High-profile backers were not in short supply, not least in Cameron himself.  Allison Pearson, the influential columnist, saw it as a politically correct plot (but then she sees everything as plotted politically correct).  Louise Mensch seemed to condone bullying when she said people should stop being so 'wimpy', completely misreading the entire story, maybe wilfully.  James May, brought in (all those years ago) for the second series of the relaunched Top Gear and beholden to Clarkson as an odalisque to a sultan, said it was a 'tragedy' it wasn't all swept under the carpet instead of 'made into something big'.  Which kind of suggests it happens in the studio regularly but kept under wraps - this time it happened in the public setting of a hotel.

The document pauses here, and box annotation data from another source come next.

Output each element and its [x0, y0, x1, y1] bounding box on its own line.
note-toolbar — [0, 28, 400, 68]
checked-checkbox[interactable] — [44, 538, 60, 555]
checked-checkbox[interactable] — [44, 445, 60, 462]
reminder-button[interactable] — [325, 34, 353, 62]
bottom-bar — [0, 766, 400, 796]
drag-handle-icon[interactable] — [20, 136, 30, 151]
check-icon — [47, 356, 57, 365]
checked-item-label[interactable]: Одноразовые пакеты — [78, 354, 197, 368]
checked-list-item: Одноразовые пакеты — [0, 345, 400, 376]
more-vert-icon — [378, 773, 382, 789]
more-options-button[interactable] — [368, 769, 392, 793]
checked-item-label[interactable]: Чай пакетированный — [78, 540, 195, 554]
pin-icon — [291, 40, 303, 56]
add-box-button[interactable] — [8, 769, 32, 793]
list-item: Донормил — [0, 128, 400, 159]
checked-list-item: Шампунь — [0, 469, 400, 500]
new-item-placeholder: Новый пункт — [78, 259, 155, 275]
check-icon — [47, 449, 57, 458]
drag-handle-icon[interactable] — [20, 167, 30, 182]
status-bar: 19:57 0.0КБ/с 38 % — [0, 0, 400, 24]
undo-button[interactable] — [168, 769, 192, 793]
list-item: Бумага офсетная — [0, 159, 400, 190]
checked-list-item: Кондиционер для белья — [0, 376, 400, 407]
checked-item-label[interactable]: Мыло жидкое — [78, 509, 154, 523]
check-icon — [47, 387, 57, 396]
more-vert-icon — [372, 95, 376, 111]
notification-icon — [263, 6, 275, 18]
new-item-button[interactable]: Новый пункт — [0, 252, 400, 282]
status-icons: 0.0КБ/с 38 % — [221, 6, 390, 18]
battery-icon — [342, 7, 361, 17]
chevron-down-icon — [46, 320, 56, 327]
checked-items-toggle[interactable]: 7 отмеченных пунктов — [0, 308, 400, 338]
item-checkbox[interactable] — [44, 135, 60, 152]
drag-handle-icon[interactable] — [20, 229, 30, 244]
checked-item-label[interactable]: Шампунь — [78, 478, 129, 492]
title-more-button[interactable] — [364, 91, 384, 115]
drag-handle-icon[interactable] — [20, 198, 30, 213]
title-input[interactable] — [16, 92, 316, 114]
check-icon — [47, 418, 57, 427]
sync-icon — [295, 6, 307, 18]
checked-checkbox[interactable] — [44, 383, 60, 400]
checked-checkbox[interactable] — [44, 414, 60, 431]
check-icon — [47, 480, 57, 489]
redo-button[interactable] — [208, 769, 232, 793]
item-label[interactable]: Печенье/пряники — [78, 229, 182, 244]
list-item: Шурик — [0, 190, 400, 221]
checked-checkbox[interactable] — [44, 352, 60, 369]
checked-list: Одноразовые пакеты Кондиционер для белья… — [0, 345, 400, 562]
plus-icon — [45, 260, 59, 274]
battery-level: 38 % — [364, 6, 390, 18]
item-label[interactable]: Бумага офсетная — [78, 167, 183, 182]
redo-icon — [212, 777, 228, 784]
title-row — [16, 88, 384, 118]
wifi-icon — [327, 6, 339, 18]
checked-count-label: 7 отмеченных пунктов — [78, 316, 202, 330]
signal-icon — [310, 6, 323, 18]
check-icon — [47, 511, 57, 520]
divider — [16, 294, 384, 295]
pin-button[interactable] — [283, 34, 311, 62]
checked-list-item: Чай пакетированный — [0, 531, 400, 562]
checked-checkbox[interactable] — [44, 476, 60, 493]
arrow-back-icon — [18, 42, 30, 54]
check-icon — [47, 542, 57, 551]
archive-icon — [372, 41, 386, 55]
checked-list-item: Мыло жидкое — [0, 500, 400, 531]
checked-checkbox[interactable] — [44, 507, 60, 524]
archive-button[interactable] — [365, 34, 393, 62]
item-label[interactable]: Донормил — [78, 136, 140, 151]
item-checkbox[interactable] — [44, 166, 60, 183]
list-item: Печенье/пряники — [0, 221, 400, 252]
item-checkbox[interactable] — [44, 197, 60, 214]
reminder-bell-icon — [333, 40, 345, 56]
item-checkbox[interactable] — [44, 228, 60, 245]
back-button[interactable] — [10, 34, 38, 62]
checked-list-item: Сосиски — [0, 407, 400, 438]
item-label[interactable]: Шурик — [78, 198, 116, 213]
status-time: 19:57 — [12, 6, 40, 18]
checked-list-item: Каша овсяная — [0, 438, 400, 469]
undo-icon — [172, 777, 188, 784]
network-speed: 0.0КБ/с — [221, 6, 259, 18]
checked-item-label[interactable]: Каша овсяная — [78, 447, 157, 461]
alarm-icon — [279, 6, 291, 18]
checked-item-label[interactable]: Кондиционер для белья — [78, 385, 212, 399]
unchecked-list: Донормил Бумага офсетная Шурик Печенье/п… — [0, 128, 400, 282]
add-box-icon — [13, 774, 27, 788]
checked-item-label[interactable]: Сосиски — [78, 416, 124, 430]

May concluded his lament to journalists with, "he's a knob [as if this is the maximum level of criticism Clarkson deserves]  but I kind of like working with him."  Imagine it in court, the defence barrister saying, "My client did rob that old lady and it is clear he is a knob but he is liked by a lot of people.  I expect an acquittal."  Apparently, Clarkson dished it out to May and Richard Hammond on that fateful night too.  I felt like tweeting to May "@James May - like a wife who suffers domestic abuse bt still excuses hubby. Obvs loves a bully (like many, sadly)" and girded my loins for the inevitable Twitter backlash from Clarkson's and May's supporters.  Yet when I came to May's homepage, I was disarmed by his easy-going cheeky charm - his hashtagging #StillUnemployed and #SU was self-indulgent and narcissistic but his annotated examples in relation to this was amusing and I succumbed.  Then I thought 'what good would haranguing James May do?  He's not going to change his mind.'  Worse, I felt it would turn me into a troll and I despise those.  Admittedly, I would be challenging him to confirm or deny whether he thought Clarkson was a bully rather than another contributor who wanted to "bum this c*** [asterisks added by me] into oblivion" (May pointed out it came across as contradictory).  Twitter is a place to vent but not at others - too often emotion trumpets judgement for keyboard warriors however.  Selfishly, they want to make themselves feel better by directing their anger in a way they would never do face to face.  Twitter should be constructive yet of course it frequently veers to the dark side.
May is not alone, as proved by those million signatories and others threatening to stop their licence fee payments because they only watched the BBC for Clarkson (plus May and Hammond).  I wonder how many of them were bullies or hangers-on of bullies at school.  Beyond that circle, there is wider complicity, implicitly if not explicitly.  I think bullies are those who never grow up i.e. mature - a nightmare version of Peter Pan.  There is talk of zero-tolerance of bullying at school and in the workplace but it seems worryingly large numbers of British are willing to provide the practitioners of cruelty with considerable latitude, especially if it's all 'for bit of a laugh'.  Like racism, it's a common stain that goes under the radar.